Еще не так давно (а может быть, даже и совсем не «давно») мы не только с снисходительностью, но даже с крайним равнодушием взирали на гражданские и нравственные убеждения людей, с которыми нам приходилось идти бок о бок в обществе. Нам сдавалось, что убеждения составляют нечто постороннее, сложившееся силою внешних обстоятельств, силою фатализма, и отнюдь не причастное личной жизненной работе каждого из нас. Совесть наша затруднялась мало, смущалась еще менее. Если требовалось определить признаки известного явления, сделать оценку известного поступка, мы, без излишних хлопот, посылали эту покладистую совесть в тот темный архив, в котором хранилась попорченная крысами и побитая молью мудрость веков, и без труда отыскивали на пожелтевших столбцах ее все, что было нужно для удовлетворения неприхотливых наших потреб.

Там, в этом мрачном хранилище наших жизненных воззрений, лежали всегда готовые к нашим услугам связки старых дел, надписи на которых гласили: убеждения дворянские, убеждения мещанские, убеждения холопские. Кодекс мудрости, общежития и приличий, кодекс условной нравственности, условной истины и условной справедливости был весь тут налицо: стоило только заглянуть в него, и мы наверное знали, как следует поступить нам в данном случае, как следует вести себя вообще. Таким образом, мы узнавали, что дворянину не полагалось приличным заниматься торговлею, промыслами, сморкаться без помощи платка и т. п., и не полагалось неприличным поставить на карту целую деревню и променять девку Аришку на борзого щенка; что крестьянину полагалось неприличным брить бороду, пить чай и ходить в сапогах, и не полагалось неприличным пропонтировать сотню верст пешком с письмом от Матрены Ивановны к Авдотье Васильевне, в котором Матрена Ивановна усерднейше поздравляет свою приятельницу с днем ангела и извещает, что она, слава богу, здорова.
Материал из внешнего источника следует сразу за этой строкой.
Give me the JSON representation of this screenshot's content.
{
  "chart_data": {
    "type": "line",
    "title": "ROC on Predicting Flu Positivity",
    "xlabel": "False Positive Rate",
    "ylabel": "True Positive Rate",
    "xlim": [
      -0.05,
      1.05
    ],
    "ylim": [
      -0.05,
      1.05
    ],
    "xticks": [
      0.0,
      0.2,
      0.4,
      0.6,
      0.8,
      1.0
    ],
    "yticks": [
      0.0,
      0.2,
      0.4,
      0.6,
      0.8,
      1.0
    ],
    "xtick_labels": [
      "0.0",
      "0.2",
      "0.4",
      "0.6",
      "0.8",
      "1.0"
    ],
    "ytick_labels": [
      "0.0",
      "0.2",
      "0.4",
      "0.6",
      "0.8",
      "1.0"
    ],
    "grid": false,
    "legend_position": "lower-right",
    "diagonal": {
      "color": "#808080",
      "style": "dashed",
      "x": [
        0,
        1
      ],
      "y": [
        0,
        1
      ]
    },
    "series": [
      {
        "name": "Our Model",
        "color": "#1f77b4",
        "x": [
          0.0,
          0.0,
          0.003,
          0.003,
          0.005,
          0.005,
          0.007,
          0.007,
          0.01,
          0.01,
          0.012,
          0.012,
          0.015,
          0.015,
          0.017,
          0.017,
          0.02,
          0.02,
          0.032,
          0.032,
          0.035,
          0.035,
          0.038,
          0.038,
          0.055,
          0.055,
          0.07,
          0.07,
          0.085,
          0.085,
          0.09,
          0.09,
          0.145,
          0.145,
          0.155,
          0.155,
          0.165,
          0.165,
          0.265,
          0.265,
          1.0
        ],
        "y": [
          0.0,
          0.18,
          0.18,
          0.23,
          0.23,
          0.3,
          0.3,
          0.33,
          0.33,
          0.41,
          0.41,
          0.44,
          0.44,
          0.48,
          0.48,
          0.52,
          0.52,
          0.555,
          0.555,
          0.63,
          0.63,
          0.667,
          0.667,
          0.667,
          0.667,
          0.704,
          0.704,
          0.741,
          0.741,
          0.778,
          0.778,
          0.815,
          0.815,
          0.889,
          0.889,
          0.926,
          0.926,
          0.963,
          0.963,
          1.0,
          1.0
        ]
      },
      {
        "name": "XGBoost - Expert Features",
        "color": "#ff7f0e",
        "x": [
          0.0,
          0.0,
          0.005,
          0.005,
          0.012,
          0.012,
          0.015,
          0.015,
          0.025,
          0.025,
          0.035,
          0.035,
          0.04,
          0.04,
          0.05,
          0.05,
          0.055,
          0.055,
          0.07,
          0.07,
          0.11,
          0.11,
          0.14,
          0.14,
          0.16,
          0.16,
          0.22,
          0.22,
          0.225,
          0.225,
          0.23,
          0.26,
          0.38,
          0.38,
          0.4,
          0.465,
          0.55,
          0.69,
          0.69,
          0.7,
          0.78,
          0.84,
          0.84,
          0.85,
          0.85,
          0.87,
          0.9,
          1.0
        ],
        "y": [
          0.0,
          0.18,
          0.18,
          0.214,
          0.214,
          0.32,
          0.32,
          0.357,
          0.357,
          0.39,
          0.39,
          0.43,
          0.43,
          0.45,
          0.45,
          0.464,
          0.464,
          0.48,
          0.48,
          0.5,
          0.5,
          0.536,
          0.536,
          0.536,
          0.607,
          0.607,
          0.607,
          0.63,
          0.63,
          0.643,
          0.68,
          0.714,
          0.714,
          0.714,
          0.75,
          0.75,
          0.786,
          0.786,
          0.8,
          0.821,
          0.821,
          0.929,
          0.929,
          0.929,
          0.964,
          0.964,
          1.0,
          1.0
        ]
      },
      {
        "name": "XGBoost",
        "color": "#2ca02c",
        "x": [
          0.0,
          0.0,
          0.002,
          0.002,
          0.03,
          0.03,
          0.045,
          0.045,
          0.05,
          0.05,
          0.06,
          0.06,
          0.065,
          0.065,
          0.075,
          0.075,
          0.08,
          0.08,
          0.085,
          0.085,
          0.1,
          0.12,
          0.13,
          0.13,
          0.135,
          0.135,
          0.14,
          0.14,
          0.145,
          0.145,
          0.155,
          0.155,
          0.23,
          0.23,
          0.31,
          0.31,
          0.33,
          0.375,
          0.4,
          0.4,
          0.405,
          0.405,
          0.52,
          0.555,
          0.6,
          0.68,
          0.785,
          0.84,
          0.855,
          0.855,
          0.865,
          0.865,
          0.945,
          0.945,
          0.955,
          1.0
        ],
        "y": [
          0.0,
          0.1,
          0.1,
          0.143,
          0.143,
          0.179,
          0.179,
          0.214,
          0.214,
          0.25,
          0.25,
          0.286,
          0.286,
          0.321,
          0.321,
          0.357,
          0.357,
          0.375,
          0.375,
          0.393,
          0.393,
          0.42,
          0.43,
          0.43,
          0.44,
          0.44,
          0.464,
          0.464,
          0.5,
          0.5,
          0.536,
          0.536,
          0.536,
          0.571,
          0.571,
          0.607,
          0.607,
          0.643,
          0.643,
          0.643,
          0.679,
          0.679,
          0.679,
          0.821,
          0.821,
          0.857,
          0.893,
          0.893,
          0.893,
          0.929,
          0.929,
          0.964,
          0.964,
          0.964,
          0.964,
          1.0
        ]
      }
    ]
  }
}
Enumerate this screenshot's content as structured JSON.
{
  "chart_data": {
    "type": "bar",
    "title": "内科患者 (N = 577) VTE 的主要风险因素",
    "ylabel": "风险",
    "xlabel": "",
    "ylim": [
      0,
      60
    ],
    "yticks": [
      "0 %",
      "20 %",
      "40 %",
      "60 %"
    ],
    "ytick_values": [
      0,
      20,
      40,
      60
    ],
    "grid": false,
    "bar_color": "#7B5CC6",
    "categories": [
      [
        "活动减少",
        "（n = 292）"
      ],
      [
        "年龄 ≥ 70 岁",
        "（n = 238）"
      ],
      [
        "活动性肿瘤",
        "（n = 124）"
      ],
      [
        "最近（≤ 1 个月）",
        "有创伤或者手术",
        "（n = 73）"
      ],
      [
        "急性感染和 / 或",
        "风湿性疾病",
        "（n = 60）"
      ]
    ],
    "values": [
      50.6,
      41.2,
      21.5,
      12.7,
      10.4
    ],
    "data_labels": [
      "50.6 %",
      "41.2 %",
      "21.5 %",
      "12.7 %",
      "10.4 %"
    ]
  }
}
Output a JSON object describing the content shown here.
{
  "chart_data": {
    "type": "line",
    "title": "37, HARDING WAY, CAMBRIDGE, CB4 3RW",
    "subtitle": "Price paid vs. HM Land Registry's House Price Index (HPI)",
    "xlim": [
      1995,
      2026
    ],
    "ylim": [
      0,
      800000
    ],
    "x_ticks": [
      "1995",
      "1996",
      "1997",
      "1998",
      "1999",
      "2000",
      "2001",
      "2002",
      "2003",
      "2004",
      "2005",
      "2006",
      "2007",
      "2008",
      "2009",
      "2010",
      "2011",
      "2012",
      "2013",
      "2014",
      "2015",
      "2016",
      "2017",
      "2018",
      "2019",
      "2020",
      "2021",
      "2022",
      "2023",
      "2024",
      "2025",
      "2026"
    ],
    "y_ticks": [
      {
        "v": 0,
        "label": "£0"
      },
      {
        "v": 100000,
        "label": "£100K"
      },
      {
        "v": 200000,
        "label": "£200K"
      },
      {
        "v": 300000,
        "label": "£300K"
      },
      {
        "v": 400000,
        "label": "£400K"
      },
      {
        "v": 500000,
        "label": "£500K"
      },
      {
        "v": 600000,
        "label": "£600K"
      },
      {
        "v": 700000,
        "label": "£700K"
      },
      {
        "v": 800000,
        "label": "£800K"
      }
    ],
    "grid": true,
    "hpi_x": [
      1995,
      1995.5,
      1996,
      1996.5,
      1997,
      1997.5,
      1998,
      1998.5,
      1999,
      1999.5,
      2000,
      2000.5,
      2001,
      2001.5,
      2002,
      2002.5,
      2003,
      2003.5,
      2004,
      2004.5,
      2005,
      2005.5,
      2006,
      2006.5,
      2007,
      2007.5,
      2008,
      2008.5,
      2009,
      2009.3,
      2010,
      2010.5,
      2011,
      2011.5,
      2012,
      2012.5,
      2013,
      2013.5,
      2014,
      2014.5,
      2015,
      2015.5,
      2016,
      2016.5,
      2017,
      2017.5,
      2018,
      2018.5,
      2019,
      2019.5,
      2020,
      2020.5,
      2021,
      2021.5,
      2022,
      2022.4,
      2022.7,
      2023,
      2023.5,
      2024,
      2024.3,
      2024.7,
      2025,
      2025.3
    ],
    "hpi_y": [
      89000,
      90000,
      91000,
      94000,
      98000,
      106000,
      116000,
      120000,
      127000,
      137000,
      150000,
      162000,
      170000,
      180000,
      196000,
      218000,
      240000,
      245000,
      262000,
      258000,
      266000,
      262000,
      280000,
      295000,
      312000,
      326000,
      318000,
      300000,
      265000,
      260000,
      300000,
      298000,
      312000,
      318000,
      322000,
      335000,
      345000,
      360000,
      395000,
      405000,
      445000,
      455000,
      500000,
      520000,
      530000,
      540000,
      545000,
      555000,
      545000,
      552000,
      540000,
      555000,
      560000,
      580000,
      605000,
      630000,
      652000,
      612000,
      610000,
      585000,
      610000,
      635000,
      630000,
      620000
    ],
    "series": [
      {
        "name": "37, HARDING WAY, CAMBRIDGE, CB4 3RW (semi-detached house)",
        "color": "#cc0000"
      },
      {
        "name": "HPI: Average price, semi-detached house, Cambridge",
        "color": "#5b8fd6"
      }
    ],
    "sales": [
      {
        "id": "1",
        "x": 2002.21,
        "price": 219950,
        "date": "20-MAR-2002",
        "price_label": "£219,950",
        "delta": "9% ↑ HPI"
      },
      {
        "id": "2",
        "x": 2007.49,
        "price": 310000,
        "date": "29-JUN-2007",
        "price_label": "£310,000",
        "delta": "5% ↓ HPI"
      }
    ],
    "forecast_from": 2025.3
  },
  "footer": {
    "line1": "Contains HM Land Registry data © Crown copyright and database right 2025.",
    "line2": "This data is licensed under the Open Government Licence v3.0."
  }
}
В эти недавние, счастливые времена* мы знакомились друг с другом, заводили дружеские связи, женились и посягали по соображениям, совершенно не имеющим никакого дела до убеждений. То есть, коли хотите, они и были, эти убеждения, но то были убеждения затылка, убеждения брюшной полости, но отнюдь не убеждения мысли. Тот, например, кто пил водку зорную и закусывал маринованным грибком, тот улыбался и подмигивал, и вообще чувствовал себя особенно радостно лишь при виде человека, который тоже предпочитал зорную всяким другим настойкам и тоже закусывал грибком. Между этими двумя индивидуумами была живая связь, существовала возможность обмена мыслей и чувств. Тот, кто играл в ералаш по три копейки, подыскивал себе в общество таких именно людей, которые также играли в ералаш и также по три копейки, и на приверженцев преферанса смотрел хотя и не неприязненно, но и без сердечного участия. И все убеждения заключались тут в том, что один играл рискованно, другой подсидисто, один от туза-короля сам-шёст начинал ходить с маленькой, другой же прямо лупил с туза и короля.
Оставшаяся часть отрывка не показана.